Si ce texte impose en effet au préfet d'effectuer sans désemparer les démarches nécessaires à l'exécution, dans les meilleurs délais, de la décision d'éloignement, l'appréciation des diligences qu'il a effectuées doit être faite in concreto en tenant compte des circonstances propres à chaque cas.
S'il est constant qu'il n'appartient pas au juge judiciaire de se prononcer sur la légalité de la décision fixant le pays de retour, il lui incombe d'apprécier les diligences mises en oeuvre pour reconduire l'intéressé dans son pays ou tout autre pays.
Monsieur [H] a été placé en rétention le 12 juin 2023 et le consulat algérien a été saisi par l'administration de sa situation par courrier en date du 12 juin 2023 et par mail en date du 13 juin 2023.
Dès lors, les diligences utiles à l'exécution de la mesure d'éloignement dans les meilleurs délais ont été effectuées et ce moyen sera rejeté.

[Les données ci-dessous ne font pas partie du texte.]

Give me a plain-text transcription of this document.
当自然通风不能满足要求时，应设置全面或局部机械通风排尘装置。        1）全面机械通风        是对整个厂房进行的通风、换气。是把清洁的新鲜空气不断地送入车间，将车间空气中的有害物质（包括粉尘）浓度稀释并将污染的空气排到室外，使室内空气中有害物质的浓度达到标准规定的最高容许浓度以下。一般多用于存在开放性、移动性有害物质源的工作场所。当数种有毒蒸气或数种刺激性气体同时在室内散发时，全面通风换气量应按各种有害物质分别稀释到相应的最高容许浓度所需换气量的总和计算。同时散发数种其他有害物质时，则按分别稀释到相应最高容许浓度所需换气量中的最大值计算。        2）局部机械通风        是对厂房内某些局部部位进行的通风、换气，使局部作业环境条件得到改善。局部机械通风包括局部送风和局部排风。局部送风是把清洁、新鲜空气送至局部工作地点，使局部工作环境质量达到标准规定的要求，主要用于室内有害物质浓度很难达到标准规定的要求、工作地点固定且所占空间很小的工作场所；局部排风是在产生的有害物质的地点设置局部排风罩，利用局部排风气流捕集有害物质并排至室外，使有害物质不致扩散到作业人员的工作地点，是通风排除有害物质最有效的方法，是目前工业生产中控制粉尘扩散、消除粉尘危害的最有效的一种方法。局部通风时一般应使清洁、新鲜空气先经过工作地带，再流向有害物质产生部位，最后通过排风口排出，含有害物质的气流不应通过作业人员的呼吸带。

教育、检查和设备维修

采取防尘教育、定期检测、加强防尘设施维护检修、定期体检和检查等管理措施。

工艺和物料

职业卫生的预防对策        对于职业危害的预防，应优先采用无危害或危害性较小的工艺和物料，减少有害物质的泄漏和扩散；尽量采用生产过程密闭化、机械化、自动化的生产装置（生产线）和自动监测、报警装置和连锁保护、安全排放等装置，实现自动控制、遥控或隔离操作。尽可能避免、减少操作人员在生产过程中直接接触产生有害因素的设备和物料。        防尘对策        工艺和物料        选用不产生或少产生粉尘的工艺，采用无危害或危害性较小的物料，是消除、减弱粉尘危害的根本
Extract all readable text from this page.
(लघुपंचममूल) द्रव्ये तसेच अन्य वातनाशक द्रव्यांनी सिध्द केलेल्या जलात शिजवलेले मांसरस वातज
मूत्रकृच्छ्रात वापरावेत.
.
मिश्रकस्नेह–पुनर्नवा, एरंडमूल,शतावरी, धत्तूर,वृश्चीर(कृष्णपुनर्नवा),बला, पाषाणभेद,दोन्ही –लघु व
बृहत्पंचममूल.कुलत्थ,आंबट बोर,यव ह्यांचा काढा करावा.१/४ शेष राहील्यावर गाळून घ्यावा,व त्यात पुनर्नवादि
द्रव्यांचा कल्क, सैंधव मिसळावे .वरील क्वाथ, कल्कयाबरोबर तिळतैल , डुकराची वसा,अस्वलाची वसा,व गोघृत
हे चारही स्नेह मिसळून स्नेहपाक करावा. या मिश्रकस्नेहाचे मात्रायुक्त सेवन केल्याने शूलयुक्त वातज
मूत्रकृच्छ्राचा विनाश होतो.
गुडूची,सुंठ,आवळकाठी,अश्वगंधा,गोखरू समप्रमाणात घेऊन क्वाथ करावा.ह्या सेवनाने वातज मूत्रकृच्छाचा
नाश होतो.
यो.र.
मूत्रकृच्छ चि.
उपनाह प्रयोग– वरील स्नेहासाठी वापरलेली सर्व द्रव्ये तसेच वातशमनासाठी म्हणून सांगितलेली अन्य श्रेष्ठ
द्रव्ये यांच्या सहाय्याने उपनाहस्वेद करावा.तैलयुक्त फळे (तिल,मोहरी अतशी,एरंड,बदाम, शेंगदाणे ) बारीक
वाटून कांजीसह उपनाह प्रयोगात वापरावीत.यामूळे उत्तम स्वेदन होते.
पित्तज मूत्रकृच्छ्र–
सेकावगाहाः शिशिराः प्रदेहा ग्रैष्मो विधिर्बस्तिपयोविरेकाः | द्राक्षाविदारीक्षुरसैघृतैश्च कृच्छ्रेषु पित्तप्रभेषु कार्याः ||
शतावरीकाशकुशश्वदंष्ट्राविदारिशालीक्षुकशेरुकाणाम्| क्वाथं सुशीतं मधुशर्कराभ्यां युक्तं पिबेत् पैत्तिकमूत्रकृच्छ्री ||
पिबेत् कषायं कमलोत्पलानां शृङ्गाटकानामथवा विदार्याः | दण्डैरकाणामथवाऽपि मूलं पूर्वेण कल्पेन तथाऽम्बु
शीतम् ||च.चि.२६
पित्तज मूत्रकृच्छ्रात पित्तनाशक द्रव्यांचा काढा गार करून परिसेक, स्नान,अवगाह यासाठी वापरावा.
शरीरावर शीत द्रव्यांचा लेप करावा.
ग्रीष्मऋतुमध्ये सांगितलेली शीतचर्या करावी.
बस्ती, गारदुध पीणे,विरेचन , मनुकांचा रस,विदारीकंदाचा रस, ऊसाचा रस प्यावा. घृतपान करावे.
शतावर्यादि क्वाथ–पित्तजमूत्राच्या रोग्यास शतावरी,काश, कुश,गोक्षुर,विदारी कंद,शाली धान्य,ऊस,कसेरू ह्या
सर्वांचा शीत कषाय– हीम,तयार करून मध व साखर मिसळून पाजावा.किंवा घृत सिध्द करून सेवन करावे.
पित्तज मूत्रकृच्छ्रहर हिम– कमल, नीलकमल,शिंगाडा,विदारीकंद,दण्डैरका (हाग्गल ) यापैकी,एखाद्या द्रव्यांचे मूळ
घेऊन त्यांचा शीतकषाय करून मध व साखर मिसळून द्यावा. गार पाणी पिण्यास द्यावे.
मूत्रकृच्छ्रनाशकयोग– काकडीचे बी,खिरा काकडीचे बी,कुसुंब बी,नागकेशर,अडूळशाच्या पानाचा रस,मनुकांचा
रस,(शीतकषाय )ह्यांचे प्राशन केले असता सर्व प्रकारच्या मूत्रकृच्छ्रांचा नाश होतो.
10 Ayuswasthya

Sur la demande d'assignation à résidence :
Aux termes de l'article L 743-13 du code de l'entrée et du séjour des étrangers et du droit d'asile (CESEDA), le juge des libertés et de la détention peut ordonner l'assignation à résidence de l'étranger lorsque celui-ci dispose de garanties de représentation effectives.
L'assignation à résidence ne peut être ordonnée par le juge qu'après remise à un service de police ou à une unité de gendarmerie de l'original du passeport et de tout document justificatif de son identité, en échange d'un récépissé valant justification de l'identité et sur lequel est portée la mention de la décision d'éloignement en instance d'exécution.
Lorsque l'étranger s'est préalablement soustrait à l'exécution d'une décision mentionnée à l'article L. 700-1, à l'exception de son 4°, l'assignation à résidence fait l'objet d'une motivation spéciale.
L'appréciation de l'opportunité d'accorder cette mesure, qui ne saurait non plus être automatique, suppose que les éléments de la procédure ne laissent pas apparaître un risque de non exécution de la mesure d'éloignement.
En l'espèce, M. [H] n'est pas titulaire d'un passeport en original et en cours de validité remis au directeur du centre de rétention administrative, la copie qu'il produit étant par ailleurs expirée depuis le 10 juillet 2018 ; il justifie d'un accord du maître des lieux donné par Mme [M], sa compagne, domiciliée à [Localité 3], pour l'exécution de sa peine sous la forme d'un placement sous surveillance électronique. Les éléments actualisés sur sa situation qui auraient été recueillis par le SPIP dans un rapport du 1er juin 2023 pour la mise en place de ce dispositif ne sont pas produits aux débats. Il a par ailleurs fait l'objet de trois précédentes mesures d'éloignement les 5 septembre 2018, 5 mars 2021 et 22 mars 2022.
Dans ces conditions, une assignation à résidence constituerait un risque sérieux de non exécution de la mesure d'éloignement et la demande sera rejetée.
Il convient en conséquence de confirmer l'ordonnance entreprise.
PAR CES MOTIFS
Statuant publiquement par décision contradictoire en dernier ressort, après débats en audience publique,
Confirmons l'ordonnance du juge des libertés et de la détention de MARSEILLE en date du 16 juin 2023.
Les parties sont avisées qu'elles peuvent se pourvoir en cassation contre cette ordonnance dans un délai de 2 mois à compter de cette notification, le pourvoi devant être formé par déclaration au greffe de la Cour de cassation, signé par un avocat au conseil d'Etat ou de la Cour de cassation.